It will soon be easy to determine whether a person has an alcohol problem. With a tiny prick of the finger a new method can detect any abuse from the last two weeks. It can also reveal injurious and risky consumption, such as repeated weekend binges. The method is quicker, cheaper, and more accurate than present variants, which makes it interesting to primary care clinics, workplaces, and other venues where it is important to carry out health checks.
"People with incipient alcohol abuse often try to obscure their problems, both from themselves and from others. This makes it important to uncover problems in time. And for pilots, chauffeurs, and other vocational groups alcohol abuse can directly jeopardize their ability to perform their jobs," says Arthur Varga, the researcher in applied biochemistry at the Lund University Faculty of Engineering who developed the method.
Varga's work started with a doctoral dissertation in medicine. There he analyzed a newly discovered biomarker (changes in lipid molecules in the blood) that only occurs if there is ethanol in the blood. He then developed a so-called high-pressure liquid chromatographic method that is in use today at the University Hospital in Lund.
But since the method is rather cumbersome, with long analysis times for each sample, and since it generates waste in the form of organic solvents, after his dissertation he has been studying other ways of detecting and measuring the occurrence of phosphatidyl ethanol, as the biomarker is called. It turns out that a so-called capillary electrophoresis (CE)-based method offers many advantages.
"With some simplification, it's a matter of emptying a biological material, normally a drop of blood, of its fats.
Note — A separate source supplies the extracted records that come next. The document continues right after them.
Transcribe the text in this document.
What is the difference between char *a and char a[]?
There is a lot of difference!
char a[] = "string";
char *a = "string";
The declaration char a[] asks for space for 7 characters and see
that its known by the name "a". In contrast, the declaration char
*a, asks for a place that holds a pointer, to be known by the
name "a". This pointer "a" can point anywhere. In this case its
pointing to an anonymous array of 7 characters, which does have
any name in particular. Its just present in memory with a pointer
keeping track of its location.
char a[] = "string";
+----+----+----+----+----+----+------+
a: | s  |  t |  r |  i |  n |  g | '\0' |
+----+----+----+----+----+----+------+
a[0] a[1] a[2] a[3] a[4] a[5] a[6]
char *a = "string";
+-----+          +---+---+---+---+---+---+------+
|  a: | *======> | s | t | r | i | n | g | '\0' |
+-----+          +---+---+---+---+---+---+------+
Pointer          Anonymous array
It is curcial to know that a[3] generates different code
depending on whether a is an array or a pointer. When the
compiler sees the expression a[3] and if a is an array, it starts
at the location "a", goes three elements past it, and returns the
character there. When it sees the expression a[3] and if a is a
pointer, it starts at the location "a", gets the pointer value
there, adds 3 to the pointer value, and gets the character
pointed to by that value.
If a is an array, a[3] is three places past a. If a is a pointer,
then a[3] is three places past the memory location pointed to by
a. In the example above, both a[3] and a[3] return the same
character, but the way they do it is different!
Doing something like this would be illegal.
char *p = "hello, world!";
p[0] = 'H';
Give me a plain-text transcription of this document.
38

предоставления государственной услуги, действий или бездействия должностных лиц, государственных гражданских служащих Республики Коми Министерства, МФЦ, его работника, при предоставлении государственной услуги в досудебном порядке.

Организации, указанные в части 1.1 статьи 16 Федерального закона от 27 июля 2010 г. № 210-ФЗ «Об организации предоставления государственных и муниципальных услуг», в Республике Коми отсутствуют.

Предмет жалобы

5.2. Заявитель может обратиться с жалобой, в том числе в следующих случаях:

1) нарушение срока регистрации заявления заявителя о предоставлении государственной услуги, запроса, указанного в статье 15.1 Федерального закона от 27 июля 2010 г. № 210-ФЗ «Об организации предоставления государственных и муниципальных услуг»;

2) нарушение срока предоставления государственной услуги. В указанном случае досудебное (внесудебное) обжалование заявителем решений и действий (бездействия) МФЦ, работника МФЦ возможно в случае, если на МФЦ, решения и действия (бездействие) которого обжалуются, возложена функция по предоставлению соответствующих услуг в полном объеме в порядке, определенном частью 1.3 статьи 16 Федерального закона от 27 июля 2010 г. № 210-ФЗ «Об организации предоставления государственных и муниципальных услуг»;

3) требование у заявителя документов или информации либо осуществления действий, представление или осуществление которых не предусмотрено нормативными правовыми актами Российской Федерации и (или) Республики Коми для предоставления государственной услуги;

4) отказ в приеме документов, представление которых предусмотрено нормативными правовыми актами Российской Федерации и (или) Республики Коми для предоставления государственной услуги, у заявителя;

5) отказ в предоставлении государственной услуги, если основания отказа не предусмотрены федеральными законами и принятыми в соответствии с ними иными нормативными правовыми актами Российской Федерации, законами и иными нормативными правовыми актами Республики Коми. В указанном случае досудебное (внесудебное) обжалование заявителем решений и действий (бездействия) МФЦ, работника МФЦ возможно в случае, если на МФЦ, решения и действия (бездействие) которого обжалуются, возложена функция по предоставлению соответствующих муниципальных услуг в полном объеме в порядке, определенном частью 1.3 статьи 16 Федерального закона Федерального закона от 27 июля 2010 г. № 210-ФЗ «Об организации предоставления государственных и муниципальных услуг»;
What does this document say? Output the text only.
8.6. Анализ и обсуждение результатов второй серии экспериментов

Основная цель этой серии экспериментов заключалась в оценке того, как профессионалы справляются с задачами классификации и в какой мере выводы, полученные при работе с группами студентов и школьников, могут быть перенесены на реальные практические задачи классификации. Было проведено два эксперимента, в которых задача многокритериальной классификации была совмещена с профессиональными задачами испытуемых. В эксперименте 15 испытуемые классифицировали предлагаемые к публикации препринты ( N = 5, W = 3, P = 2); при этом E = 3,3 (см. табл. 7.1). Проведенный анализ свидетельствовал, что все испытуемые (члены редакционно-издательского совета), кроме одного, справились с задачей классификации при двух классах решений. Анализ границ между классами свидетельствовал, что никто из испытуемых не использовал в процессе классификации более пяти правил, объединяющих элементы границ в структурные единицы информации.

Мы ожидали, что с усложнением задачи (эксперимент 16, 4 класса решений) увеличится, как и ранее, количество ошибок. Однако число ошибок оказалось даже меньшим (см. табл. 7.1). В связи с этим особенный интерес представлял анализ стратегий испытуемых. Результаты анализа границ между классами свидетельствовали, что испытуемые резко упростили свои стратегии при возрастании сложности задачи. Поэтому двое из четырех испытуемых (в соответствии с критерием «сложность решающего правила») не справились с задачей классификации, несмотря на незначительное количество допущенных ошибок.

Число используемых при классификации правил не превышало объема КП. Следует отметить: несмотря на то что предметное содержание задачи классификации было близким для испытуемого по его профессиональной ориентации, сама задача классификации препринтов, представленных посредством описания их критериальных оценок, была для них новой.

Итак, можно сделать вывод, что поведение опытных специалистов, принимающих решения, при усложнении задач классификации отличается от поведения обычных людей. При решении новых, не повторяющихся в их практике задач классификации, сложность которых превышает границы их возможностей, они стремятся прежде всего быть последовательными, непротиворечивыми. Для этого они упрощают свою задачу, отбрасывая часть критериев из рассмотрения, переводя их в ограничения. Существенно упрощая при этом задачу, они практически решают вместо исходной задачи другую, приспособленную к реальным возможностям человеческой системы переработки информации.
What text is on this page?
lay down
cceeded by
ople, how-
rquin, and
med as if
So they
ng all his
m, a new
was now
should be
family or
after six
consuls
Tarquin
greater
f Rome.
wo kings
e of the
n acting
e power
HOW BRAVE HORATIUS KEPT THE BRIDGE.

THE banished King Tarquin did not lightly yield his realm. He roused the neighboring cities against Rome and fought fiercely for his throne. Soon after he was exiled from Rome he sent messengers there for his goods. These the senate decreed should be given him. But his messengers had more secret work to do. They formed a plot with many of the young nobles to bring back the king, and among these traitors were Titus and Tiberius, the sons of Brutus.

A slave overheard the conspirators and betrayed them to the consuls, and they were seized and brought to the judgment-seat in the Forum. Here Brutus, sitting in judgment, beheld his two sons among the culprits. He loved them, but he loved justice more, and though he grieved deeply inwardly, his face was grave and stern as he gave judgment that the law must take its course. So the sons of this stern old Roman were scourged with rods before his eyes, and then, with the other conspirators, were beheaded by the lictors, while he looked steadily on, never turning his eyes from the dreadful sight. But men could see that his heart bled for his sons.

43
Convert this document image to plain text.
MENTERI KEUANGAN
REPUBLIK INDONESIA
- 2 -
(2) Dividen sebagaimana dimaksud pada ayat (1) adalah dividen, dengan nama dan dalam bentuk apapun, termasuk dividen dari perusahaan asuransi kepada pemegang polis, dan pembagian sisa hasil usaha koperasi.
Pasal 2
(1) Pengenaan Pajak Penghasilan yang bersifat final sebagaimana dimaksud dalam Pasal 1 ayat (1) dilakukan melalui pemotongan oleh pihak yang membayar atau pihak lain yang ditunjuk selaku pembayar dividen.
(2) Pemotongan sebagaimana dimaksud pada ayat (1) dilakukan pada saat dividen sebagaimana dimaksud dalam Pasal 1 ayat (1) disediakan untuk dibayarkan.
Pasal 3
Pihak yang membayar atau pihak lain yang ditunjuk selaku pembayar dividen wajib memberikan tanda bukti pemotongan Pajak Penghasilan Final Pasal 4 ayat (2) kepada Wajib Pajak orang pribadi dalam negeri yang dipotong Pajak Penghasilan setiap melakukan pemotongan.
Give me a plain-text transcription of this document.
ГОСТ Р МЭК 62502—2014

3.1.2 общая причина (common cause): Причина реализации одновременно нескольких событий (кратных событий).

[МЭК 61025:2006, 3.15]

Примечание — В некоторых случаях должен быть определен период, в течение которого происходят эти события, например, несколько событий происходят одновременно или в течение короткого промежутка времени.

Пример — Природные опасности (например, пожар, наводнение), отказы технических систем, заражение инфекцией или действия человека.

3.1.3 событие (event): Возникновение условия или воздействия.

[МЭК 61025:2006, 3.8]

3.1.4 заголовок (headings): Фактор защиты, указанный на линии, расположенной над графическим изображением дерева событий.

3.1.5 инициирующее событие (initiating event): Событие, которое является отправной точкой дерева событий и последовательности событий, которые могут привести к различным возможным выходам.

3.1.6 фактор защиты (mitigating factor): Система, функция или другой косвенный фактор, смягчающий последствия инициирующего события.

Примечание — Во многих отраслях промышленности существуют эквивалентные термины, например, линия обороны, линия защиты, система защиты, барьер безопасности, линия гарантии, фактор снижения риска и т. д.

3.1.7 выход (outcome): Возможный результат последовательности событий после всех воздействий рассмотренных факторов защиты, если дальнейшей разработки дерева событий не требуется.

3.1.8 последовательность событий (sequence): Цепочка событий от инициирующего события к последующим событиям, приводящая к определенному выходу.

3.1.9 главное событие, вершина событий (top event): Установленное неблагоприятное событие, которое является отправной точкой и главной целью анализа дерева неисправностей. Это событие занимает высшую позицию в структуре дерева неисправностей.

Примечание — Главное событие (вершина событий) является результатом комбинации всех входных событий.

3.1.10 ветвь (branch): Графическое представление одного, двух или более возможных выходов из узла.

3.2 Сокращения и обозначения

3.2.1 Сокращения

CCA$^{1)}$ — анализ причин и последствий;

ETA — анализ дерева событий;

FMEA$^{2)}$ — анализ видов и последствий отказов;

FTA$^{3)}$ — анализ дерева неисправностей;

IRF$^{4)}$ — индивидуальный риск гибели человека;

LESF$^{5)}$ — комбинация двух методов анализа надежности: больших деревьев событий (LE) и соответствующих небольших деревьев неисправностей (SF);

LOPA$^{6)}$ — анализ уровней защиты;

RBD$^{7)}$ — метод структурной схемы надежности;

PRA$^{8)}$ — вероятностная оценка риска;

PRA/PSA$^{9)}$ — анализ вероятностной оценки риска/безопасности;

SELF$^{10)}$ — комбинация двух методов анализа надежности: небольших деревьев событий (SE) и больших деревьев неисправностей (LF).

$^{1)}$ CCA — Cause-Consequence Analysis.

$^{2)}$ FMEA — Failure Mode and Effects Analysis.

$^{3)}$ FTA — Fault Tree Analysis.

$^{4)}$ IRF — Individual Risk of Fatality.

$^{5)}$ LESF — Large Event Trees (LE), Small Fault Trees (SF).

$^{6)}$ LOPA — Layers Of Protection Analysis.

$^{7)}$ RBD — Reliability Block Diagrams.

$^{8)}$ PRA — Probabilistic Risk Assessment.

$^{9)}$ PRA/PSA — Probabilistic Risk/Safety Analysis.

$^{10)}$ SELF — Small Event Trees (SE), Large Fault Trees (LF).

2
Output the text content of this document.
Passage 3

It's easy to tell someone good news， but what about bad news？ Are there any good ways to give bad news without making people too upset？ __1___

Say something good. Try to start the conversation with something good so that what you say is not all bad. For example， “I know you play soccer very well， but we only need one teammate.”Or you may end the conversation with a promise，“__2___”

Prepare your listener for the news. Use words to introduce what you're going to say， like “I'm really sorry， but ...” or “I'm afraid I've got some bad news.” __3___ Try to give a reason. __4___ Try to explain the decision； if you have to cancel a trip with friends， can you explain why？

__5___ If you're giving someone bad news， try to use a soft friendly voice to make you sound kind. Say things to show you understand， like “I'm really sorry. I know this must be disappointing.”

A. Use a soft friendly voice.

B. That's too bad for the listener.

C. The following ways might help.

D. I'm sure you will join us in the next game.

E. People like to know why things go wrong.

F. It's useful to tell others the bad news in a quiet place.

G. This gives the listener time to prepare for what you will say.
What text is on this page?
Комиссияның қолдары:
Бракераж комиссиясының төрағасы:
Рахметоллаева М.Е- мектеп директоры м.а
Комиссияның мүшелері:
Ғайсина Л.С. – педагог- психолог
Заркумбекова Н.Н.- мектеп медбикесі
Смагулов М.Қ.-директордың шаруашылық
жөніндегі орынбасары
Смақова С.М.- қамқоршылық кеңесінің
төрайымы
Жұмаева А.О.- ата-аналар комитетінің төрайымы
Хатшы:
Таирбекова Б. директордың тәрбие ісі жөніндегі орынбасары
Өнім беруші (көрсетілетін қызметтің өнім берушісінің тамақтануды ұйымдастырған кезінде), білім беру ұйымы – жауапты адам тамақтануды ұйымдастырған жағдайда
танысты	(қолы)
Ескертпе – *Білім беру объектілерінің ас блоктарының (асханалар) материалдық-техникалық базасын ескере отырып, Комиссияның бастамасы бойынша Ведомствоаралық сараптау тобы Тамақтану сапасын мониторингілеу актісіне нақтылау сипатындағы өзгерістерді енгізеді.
It is then injected into and separated in a CE unit. The results appear within five minutes. Present methods are not only expensive and time-consuming but also sometimes produce faulty test results," says Arthur Varga. He estimates that his research could be commercialized in one or two years.
About 10-15 percent of the population accounts for 50 percent of alcohol consumption, which means that about a million Swedes consume large amounts, which can be injurious and dangerous.